Preliminary Investigation on Using Semi-Supervised Contextual Word Sense Disambiguation for Data Augmentation


Torunoglu-Selamet D., İnceoğlu A., Eryiğit G.

5th International Conference on Computer Science and Engineering (UBMK), Diyarbakır, Türkiye, 9 - 11 Eylül 2020, ss.337-342 identifier identifier

  • Yayın Türü: Bildiri / Tam Metin Bildiri
  • Cilt numarası:
  • Doi Numarası: 10.1109/ubmk50275.2020.9219389
  • Basıldığı Şehir: Diyarbakır
  • Basıldığı Ülke: Türkiye
  • Sayfa Sayıları: ss.337-342
  • İstanbul Teknik Üniversitesi Adresli: Evet

Özet

Recently, neural architectures play a significant role in the task of Word Sense Disambiguation (WSD). Supervised methods seem to be ahead of its rivals and their performance mostly depends on the size of training data. A numerous number of human-annotated data available for WSD task have been constructed for English. However, low-resource languages (LRLs) still face difficulty in finding suitable data resources.
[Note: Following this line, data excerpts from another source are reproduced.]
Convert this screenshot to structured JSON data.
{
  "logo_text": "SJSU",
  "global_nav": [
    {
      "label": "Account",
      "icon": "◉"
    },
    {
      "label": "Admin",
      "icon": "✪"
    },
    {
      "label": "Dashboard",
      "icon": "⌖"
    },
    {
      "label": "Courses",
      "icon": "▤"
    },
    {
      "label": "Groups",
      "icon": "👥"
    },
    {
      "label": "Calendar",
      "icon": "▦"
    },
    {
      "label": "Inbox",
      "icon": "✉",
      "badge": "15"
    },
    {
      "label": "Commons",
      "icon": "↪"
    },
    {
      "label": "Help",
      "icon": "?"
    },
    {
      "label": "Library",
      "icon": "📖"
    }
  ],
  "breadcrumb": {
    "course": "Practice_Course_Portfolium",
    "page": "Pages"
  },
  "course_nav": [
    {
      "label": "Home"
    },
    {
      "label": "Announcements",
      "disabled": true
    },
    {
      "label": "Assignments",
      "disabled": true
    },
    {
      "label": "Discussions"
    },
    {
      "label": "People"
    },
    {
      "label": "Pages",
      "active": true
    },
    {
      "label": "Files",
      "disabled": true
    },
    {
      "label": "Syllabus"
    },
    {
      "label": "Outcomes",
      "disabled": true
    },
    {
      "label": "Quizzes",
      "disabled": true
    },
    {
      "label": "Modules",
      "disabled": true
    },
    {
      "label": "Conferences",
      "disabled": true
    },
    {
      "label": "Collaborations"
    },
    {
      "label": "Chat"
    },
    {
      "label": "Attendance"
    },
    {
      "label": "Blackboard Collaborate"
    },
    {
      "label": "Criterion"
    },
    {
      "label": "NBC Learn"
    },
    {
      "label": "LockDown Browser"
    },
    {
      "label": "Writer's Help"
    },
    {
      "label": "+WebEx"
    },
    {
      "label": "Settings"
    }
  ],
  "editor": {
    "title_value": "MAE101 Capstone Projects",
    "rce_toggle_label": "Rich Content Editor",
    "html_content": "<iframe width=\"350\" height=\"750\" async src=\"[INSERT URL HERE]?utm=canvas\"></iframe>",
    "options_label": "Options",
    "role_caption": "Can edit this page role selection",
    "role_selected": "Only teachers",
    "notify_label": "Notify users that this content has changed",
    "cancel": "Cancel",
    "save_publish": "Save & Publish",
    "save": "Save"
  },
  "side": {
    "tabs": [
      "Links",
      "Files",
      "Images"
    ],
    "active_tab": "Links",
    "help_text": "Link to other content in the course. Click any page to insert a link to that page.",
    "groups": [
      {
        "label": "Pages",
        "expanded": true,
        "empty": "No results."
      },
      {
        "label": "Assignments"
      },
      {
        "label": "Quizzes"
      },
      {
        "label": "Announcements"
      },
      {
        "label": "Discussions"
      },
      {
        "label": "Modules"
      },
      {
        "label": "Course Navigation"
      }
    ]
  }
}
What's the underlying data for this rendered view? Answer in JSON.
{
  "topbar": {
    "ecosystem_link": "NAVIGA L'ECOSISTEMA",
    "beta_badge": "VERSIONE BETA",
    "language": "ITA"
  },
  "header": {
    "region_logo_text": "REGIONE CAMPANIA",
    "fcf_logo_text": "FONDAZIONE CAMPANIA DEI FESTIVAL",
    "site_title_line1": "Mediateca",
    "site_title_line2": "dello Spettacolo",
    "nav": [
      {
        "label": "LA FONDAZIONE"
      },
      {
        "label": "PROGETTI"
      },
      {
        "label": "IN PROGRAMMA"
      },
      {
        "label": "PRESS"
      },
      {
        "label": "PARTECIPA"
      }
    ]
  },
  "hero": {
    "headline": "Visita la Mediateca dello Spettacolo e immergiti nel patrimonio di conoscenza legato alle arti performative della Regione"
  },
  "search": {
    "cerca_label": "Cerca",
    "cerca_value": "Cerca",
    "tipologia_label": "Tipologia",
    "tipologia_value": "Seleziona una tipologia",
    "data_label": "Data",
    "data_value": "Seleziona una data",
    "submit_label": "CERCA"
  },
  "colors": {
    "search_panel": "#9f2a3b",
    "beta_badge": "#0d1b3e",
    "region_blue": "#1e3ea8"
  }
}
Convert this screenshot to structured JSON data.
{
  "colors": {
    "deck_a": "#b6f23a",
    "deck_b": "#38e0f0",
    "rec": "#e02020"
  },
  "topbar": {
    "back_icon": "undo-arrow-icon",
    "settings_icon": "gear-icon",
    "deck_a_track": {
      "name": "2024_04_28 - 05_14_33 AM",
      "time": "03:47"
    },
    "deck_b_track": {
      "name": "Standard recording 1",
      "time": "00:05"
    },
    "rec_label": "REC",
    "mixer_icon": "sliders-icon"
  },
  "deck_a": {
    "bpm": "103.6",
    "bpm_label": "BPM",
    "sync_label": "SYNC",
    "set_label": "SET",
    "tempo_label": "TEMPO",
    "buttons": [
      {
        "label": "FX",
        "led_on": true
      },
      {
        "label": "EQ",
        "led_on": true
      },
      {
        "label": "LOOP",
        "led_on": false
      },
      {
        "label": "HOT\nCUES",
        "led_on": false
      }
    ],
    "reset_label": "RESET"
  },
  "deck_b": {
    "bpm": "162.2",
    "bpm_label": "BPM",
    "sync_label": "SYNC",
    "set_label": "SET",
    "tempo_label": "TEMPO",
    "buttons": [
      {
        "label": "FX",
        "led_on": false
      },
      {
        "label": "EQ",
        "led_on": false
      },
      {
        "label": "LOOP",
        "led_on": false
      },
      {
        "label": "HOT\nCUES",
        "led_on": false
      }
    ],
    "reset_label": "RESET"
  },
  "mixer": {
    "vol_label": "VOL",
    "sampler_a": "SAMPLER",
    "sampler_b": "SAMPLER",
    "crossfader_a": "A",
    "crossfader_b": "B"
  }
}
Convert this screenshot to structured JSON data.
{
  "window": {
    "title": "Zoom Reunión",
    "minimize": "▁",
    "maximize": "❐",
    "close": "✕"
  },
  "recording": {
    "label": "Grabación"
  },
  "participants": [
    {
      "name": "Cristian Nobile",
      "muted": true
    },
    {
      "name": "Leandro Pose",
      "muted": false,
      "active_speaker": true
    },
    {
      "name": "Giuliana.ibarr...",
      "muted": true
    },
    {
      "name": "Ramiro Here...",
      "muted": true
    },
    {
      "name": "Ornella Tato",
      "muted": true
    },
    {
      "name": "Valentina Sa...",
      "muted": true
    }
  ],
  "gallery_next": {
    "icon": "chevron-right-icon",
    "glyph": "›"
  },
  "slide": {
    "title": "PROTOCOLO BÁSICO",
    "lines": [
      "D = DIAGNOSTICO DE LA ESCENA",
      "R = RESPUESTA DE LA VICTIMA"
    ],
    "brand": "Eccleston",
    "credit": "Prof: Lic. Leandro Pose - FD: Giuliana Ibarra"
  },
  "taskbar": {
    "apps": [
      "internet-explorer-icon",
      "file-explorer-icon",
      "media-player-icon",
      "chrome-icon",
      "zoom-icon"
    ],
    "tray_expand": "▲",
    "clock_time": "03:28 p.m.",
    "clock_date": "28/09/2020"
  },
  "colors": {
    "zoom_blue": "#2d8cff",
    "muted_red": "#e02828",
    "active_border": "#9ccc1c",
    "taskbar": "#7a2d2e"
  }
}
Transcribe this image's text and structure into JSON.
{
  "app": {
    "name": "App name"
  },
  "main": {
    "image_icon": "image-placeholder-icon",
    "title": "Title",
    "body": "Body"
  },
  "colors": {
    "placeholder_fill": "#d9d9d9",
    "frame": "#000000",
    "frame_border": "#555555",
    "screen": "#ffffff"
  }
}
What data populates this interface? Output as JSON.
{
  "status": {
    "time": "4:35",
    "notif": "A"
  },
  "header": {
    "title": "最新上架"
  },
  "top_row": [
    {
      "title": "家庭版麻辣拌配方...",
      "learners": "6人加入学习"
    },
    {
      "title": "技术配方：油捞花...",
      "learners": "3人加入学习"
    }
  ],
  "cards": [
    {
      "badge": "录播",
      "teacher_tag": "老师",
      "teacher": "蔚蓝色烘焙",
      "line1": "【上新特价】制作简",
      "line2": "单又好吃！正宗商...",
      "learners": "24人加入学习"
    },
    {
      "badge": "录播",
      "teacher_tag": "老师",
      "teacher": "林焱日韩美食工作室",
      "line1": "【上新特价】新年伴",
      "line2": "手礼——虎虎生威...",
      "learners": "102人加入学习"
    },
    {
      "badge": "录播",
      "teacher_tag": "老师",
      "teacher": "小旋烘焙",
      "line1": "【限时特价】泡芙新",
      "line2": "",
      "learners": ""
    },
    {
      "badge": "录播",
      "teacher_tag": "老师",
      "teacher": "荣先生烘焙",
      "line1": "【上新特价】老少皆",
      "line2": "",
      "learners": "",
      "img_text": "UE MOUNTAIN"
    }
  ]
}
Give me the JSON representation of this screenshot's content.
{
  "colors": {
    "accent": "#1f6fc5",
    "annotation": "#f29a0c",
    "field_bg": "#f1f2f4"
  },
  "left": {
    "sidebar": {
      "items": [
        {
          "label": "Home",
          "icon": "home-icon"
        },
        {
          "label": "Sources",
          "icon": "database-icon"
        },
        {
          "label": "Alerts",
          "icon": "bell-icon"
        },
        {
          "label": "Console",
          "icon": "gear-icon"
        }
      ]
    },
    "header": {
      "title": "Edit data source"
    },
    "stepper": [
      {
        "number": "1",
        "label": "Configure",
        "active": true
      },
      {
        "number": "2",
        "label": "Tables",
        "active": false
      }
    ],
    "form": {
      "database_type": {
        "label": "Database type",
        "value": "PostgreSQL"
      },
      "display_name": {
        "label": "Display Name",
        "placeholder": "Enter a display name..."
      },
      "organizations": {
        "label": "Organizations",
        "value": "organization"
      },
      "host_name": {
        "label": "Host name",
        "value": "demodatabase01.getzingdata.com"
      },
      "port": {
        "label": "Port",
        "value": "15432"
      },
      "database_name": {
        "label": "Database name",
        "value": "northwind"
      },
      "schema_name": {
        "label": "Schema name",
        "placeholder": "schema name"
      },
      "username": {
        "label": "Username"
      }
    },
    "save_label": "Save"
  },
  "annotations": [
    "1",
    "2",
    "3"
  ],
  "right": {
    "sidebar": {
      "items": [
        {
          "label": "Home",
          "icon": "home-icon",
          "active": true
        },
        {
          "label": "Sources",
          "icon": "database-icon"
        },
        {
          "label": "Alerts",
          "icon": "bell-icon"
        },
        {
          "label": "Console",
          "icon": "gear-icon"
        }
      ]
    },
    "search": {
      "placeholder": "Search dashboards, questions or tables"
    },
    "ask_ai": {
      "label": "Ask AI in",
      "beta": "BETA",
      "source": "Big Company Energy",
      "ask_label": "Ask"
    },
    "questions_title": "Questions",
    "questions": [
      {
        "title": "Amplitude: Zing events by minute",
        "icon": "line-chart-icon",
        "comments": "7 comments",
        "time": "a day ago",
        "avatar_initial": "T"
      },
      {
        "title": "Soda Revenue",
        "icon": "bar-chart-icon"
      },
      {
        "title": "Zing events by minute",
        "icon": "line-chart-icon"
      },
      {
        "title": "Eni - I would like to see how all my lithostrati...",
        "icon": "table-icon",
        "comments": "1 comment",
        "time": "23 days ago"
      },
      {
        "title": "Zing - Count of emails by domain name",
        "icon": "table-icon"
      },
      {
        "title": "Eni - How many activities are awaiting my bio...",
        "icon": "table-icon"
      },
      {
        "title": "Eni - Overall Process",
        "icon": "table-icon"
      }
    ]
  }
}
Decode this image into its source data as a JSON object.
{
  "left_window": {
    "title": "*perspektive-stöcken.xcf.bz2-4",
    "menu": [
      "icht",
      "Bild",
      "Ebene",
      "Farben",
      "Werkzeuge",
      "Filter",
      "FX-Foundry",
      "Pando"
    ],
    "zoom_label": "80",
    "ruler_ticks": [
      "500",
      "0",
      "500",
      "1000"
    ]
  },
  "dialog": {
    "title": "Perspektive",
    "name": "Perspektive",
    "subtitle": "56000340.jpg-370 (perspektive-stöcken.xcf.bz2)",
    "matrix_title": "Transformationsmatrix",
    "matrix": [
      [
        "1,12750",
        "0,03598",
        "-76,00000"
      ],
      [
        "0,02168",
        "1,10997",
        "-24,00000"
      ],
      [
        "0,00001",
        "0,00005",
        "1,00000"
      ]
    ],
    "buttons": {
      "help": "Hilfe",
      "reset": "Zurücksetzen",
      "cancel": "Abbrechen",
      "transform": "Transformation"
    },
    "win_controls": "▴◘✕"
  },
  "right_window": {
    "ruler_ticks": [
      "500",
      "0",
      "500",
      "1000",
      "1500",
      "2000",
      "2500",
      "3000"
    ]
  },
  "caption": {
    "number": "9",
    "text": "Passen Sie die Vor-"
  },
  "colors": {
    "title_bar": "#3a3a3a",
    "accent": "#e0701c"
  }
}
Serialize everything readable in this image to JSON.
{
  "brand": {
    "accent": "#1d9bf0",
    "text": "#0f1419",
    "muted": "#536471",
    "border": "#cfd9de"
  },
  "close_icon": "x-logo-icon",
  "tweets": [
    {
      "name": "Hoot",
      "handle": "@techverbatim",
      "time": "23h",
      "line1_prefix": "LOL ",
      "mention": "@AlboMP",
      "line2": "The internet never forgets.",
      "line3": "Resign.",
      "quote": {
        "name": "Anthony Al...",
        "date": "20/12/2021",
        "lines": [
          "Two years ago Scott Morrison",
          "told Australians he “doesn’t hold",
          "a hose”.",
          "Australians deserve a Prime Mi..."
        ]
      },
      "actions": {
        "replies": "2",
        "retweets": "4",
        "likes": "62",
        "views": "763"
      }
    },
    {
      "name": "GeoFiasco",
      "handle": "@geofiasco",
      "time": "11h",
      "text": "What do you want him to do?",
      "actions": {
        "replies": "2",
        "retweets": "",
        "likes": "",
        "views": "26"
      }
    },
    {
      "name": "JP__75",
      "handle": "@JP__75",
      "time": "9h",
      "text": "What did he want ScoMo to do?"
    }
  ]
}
Gathering and annotating a sufficient amount of training data is a time-consuming and labor-expensive work. To address and overcome this problem, in this paper we investigate the possibility of using a semi-supervised context based WSD approach for data augmentation (in order to be later used for supervised learning). Since, it is even difficult to find WSD evaluation datasets for LRLs, in this study, we use English datasets to build a proof-of-concept and to evaluate their applicability onto LRLs. Our semi-supervised approach uses a seed set and context embeddings. We test with 9 different context based language models (including ELMo, BERT, RoBERTa etc.) and investigate their impacts on WSD. We increased our baseline results up to 28 percentage point improvements (baseline with ELMo 5039% and ELMo Sense Seed Based Average Similarity Model 78.06%) in terms of accuracy. Our initial findings reveal that the proposed approach is very promising for the augmentation of WSD datasets of LRLs.